他者を信頼する。他者の言葉を信頼する。それは動物には出来ない人間故の強さと弱さ。相反する力こそが、論争という諍いを制する。
「あります。彼に助けられました」
実直であり、愚直である。その素直さこそが、真田の警戒を解くことに成功する。だが、それ故にあの人という言葉が真田には気になった。
あの人とグレゴヴィッチが一致するとは断定するには早い。
「そうなのか」
なんだ、とばかりにあっけらかんと答える。だが、真田の腹の黒さはここから本領発揮である。
完全に敵意を解き、油断した姿すら見せる。
もしも、殺しのプロがいるとしたら、殺意だけで人を殺せる生物とでも人はイメージしているだろう。だが、真田はそれとは対極の位置に立つ人間だった。
殺意の放ち方など当に忘れてしまっていた。それほどまでに殺しという行為は当たり前だった。傷つけることにも、その命を叩くことにも抵抗はなかった。
吉野がおかしな動きをしようものだったら、命を奪うまでしなくとも、指の二、三本はいただくことになっても仕方ないと思った。

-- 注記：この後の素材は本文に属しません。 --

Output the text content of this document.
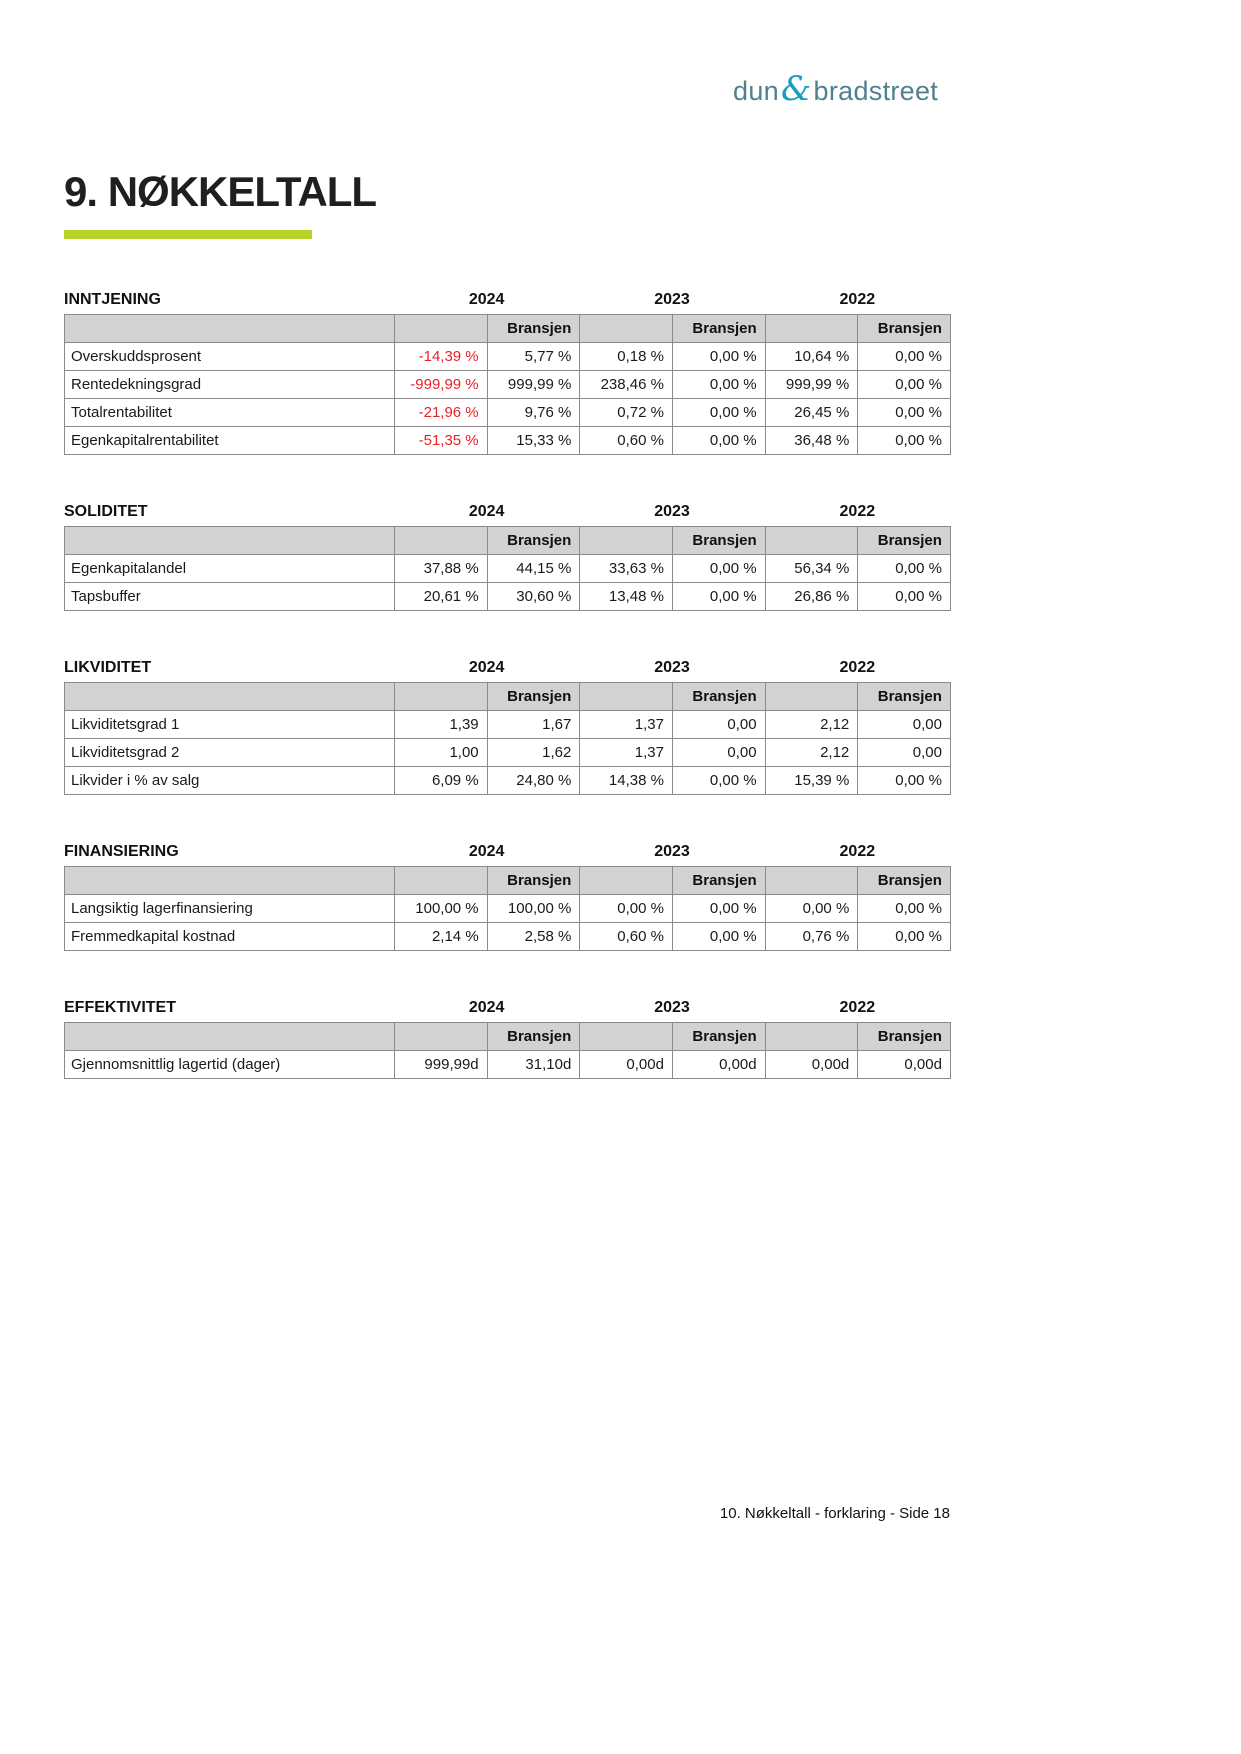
dun & bradstreet
9. NØKKELTALL
INNTJENING	2024	2023	2022
		Bransjen		Bransjen		Bransjen
Overskuddsprosent	-14,39 %	5,77 %	0,18 %	0,00 %	10,64 %	0,00 %
Rentedekningsgrad	-999,99 %	999,99 %	238,46 %	0,00 %	999,99 %	0,00 %
Totalrentabilitet	-21,96 %	9,76 %	0,72 %	0,00 %	26,45 %	0,00 %
Egenkapitalrentabilitet	-51,35 %	15,33 %	0,60 %	0,00 %	36,48 %	0,00 %
SOLIDITET	2024	2023	2022
		Bransjen		Bransjen		Bransjen
Egenkapitalandel	37,88 %	44,15 %	33,63 %	0,00 %	56,34 %	0,00 %
Tapsbuffer	20,61 %	30,60 %	13,48 %	0,00 %	26,86 %	0,00 %
LIKVIDITET	2024	2023	2022
		Bransjen		Bransjen		Bransjen
Likviditetsgrad 1	1,39	1,67	1,37	0,00	2,12	0,00
Likviditetsgrad 2	1,00	1,62	1,37	0,00	2,12	0,00
Likvider i % av salg	6,09 %	24,80 %	14,38 %	0,00 %	15,39 %	0,00 %
FINANSIERING	2024	2023	2022
		Bransjen		Bransjen		Bransjen
Langsiktig lagerfinansiering	100,00 %	100,00 %	0,00 %	0,00 %	0,00 %	0,00 %
Fremmedkapital kostnad	2,14 %	2,58 %	0,60 %	0,00 %	0,76 %	0,00 %
EFFEKTIVITET	2024	2023	2022
		Bransjen		Bransjen		Bransjen
Gjennomsnittlig lagertid (dager)	999,99d	31,10d	0,00d	0,00d	0,00d	0,00d
10. Nøkkeltall - forklaring - Side 18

それは他者を傷つけるための覚悟でも、自分を守るための覚悟でもない。
言うなれば、日常。それこそが彼が今も立っている世界だ。
「グレゴヴィッチはどこ行ったんだ?」
「知りません。何も言わなかった」
がっくりと項垂れるように吉野はため息を吐いた。その姿に嘘はないと判断する。
「徒歩か?車か?」
その両方を否定するように、吉野は首を横に振った。
「なんか変な奴」
「変な奴?」
「ヘリじゃないし、戦闘機でもないものでした」
ゆえにそれは空を飛ぶもの。
「でも、見たことない形だった」
ゆえにそれは未知の飛行物体。一般人にヘリも戦闘機も細かな点に置いて見極める術はない。それ故に、吉野が指すヘリでも戦闘機にも該当しないものは限られてくる。
「触手は生えていたか」
真田の言葉に吉野はハッとする。その表情に映るものを見た。
まぎれもない。真田はそれをタロンと判断する。
やはり敵はゴーストが扮したグレゴヴィッチ。
「いつだ?」
明確にすべきは時間。いつからグレゴヴィッチは真田を認識していたのか。最低でも二、三週間前と読んだ。
「ついさっき」
「さっき?」
その言葉が真田の仮定を否定する。その真実が、彼の中の真実をどす黒く覆っていく。
「一時間くらい前」
グレゴヴィッチと他の第三者の存在を彼は理解する。だが、その正解は不正解でもある。彼は日本人とグレゴヴィッチが同一人物を指す言葉であることを見極めることは出来なかった。
「戻ってくるのか?」
問いかけ。それは吉野に対してではなかった。己自身への問いかけ。
目の前で吉野が頷いた。彼にとってはグレゴヴィッチという友人が求めていた友人。すなわち味方の味方は味方である。
その安堵が彼の表情に浮かんでいた。そして、その安堵こそが真田の判断を誤らせた。
「わかった。じゃあ、彼が戻ってくるまで、少しだけ居座らせてもらっていいかな」
確かめなければならない。グレゴヴィッチが彼らと接触した理由を、日本人という存在を。
その好奇心と彼自身に満ちた慢心が、連絡が取れないという危機的状況が、彼の判断を鈍らせる。
自ら死地へと王を差し出すような愚直な判断は、図らずも吉野に王手を取らせた。
残されたのは彼がグレゴヴィッチという名の日本人の危険性に気付くのが先か、グレゴヴィッチがここへと舞い戻ることが先か。
時間という問題が、彼の首をじわりじわりと締め付ける。